When approaching the interviews I was as interested to find out about how these women’s experiences as women in the workplace as I was to hear about their experiences at Beechams. The list of questions I had prepared included questions about the treatment of women, career aspirations, and their memories of the ‘feminist movement’. However, the more interviews I conducted the more I realised I had mistakenly assumed a shared world-view with these women.
The questions I asked, such as ‘do you remember much about the feminist movement in the 60s and 70s’ were met with little response, and possibly a lack of understanding about what the term even meant. A couple of my interviewees explained that they were married with children by the time that all came about and so had little to do with it, or avoided the question by changing the topic. In retrospect this was probably not the right question to ask, as it is too much to expect a woman who had lived through the feminist movement without actively being involved to have considered it an important part of their lives.

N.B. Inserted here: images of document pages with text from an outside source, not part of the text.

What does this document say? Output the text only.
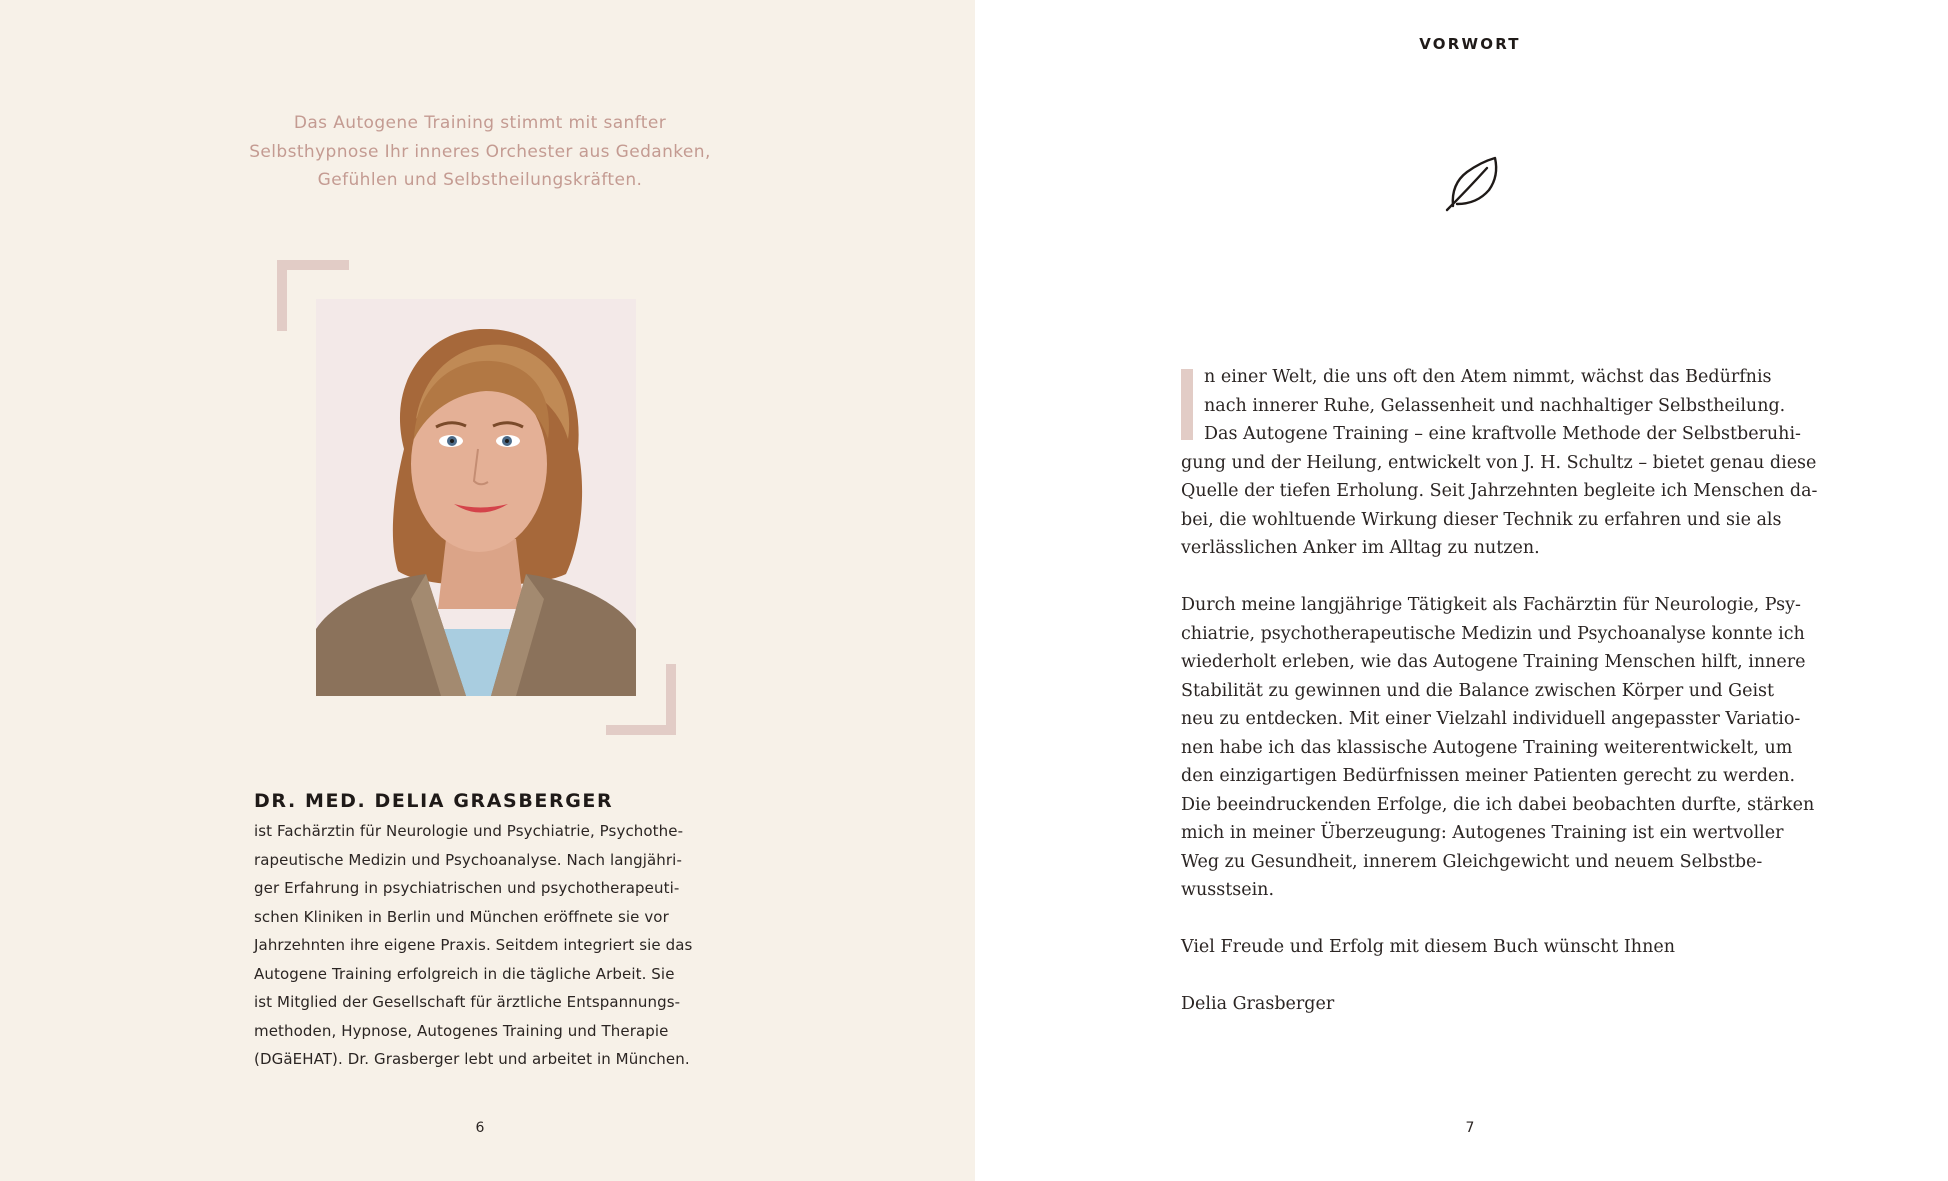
Das Autogene Training stimmt mit sanfter
Selbsthypnose Ihr inneres Orchester aus Gedanken,
Gefühlen und Selbstheilungskräften.
DR. MED. DELIA GRASBERGER
ist Fachärztin für Neurologie und Psychiatrie, Psychothe-
rapeutische Medizin und Psychoanalyse. Nach langjähri-
ger Erfahrung in psychiatrischen und psychotherapeuti-
schen Kliniken in Berlin und München eröffnete sie vor
Jahrzehnten ihre eigene Praxis. Seitdem integriert sie das
Autogene Training erfolgreich in die tägliche Arbeit. Sie
ist Mitglied der Gesellschaft für ärztliche Entspannungs-
methoden, Hypnose, Autogenes Training und Therapie
(DGäEHAT). Dr. Grasberger lebt und arbeitet in München.
6
VORWORT
n einer Welt, die uns oft den Atem nimmt, wächst das Bedürfnis
nach innerer Ruhe, Gelassenheit und nachhaltiger Selbstheilung.
Das Autogene Training – eine kraftvolle Methode der Selbstberuhi-
gung und der Heilung, entwickelt von J. H. Schultz – bietet genau diese
Quelle der tiefen Erholung. Seit Jahrzehnten begleite ich Menschen da-
bei, die wohltuende Wirkung dieser Technik zu erfahren und sie als
verlässlichen Anker im Alltag zu nutzen.
Durch meine langjährige Tätigkeit als Fachärztin für Neurologie, Psy-
chiatrie, psychotherapeutische Medizin und Psychoanalyse konnte ich
wiederholt erleben, wie das Autogene Training Menschen hilft, innere
Stabilität zu gewinnen und die Balance zwischen Körper und Geist
neu zu entdecken. Mit einer Vielzahl individuell angepasster Variatio-
nen habe ich das klassische Autogene Training weiterentwickelt, um
den einzigartigen Bedürfnissen meiner Patienten gerecht zu werden.
Die beeindruckenden Erfolge, die ich dabei beobachten durfte, stärken
mich in meiner Überzeugung: Autogenes Training ist ein wertvoller
Weg zu Gesundheit, innerem Gleichgewicht und neuem Selbstbe-
wusstsein.
Viel Freude und Erfolg mit diesem Buch wünscht Ihnen
Delia Grasberger
7
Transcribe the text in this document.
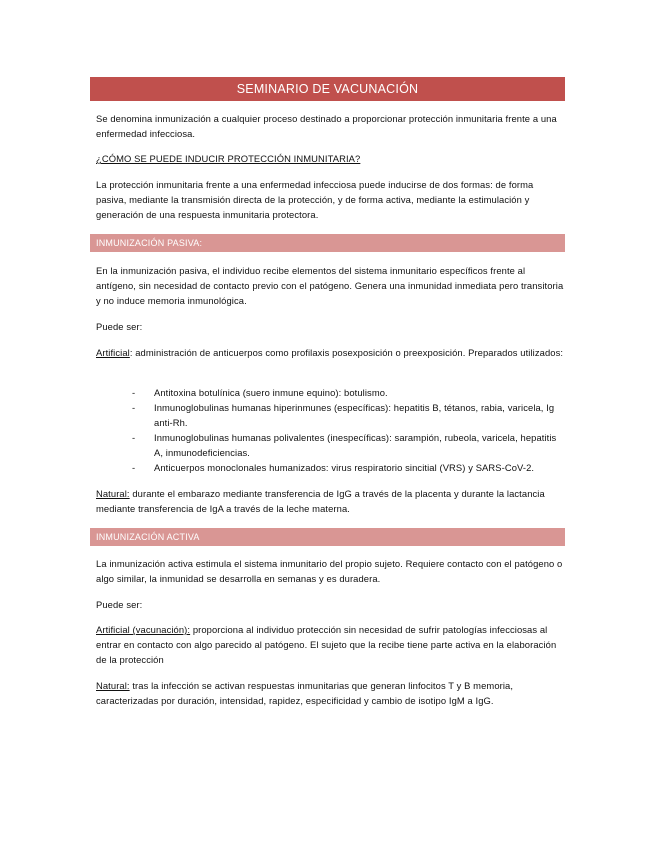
SEMINARIO DE VACUNACIÓN

Se denomina inmunización a cualquier proceso destinado a proporcionar protección inmunitaria frente a una enfermedad infecciosa.

¿CÓMO SE PUEDE INDUCIR PROTECCIÓN INMUNITARIA?

La protección inmunitaria frente a una enfermedad infecciosa puede inducirse de dos formas: de forma pasiva, mediante la transmisión directa de la protección, y de forma activa, mediante la estimulación y generación de una respuesta inmunitaria protectora.

INMUNIZACIÓN PASIVA:

En la inmunización pasiva, el individuo recibe elementos del sistema inmunitario específicos frente al antígeno, sin necesidad de contacto previo con el patógeno. Genera una inmunidad inmediata pero transitoria y no induce memoria inmunológica.

Puede ser:

Artificial: administración de anticuerpos como profilaxis posexposición o preexposición. Preparados utilizados:

- Antitoxina botulínica (suero inmune equino): botulismo.
- Inmunoglobulinas humanas hiperinmunes (específicas): hepatitis B, tétanos, rabia, varicela, Ig anti-Rh.
- Inmunoglobulinas humanas polivalentes (inespecíficas): sarampión, rubeola, varicela, hepatitis A, inmunodeficiencias.
- Anticuerpos monoclonales humanizados: virus respiratorio sincitial (VRS) y SARS-CoV-2.

Natural: durante el embarazo mediante transferencia de IgG a través de la placenta y durante la lactancia mediante transferencia de IgA a través de la leche materna.

INMUNIZACIÓN ACTIVA

La inmunización activa estimula el sistema inmunitario del propio sujeto. Requiere contacto con el patógeno o algo similar, la inmunidad se desarrolla en semanas y es duradera.

Puede ser:

Artificial (vacunación): proporciona al individuo protección sin necesidad de sufrir patologías infecciosas al entrar en contacto con algo parecido al patógeno. El sujeto que la recibe tiene parte activa en la elaboración de la protección

Natural: tras la infección se activan respuestas inmunitarias que generan linfocitos T y B memoria, caracterizadas por duración, intensidad, rapidez, especificidad y cambio de isotipo IgM a IgG.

I was approaching their lives from a different lens, belonging to a generation which values gender equality and which sees the feminist movement as a piece of history.
Other questions I asked on this topic received a better response, such as questions about whether the interviewees felt that their gender had affected their career. Nonetheless, I did not tend to get the answer I expected, or at least the one that fitted with the traditional historical narrative. While I imagined the women would have felt limited or held back in some way by being a woman (not based on anything I had heard about Beechams I might add, but about the general treatment of women in the workplace during the 60s and beyond), my interviewees did not express this sentiment. It was nice to hear a fairly unanimous sentiment that Beechams/GSK appoint and promote on merit and merit alone, so the women felt that, even though all of the bosses were men, they did not feel that they couldn’t be one day. In fact, I actually had one interviewee say that women were treated better in the 50s and 60s.
These were not the responses I was expecting, but then again that is often a trend in oral history and makes for a very interesting analysis. Whether their perception of how women were treated is distorted by nostalgia, or they truly didn’t perceive themselves to be limited by their gender, it is interesting to hear accounts that go against the mainstream historical narrative.
Asking these questions also taught me a lesson in phrasing questions, and to not expect interviewees to see their lives as examples of historical trends as perhaps I did.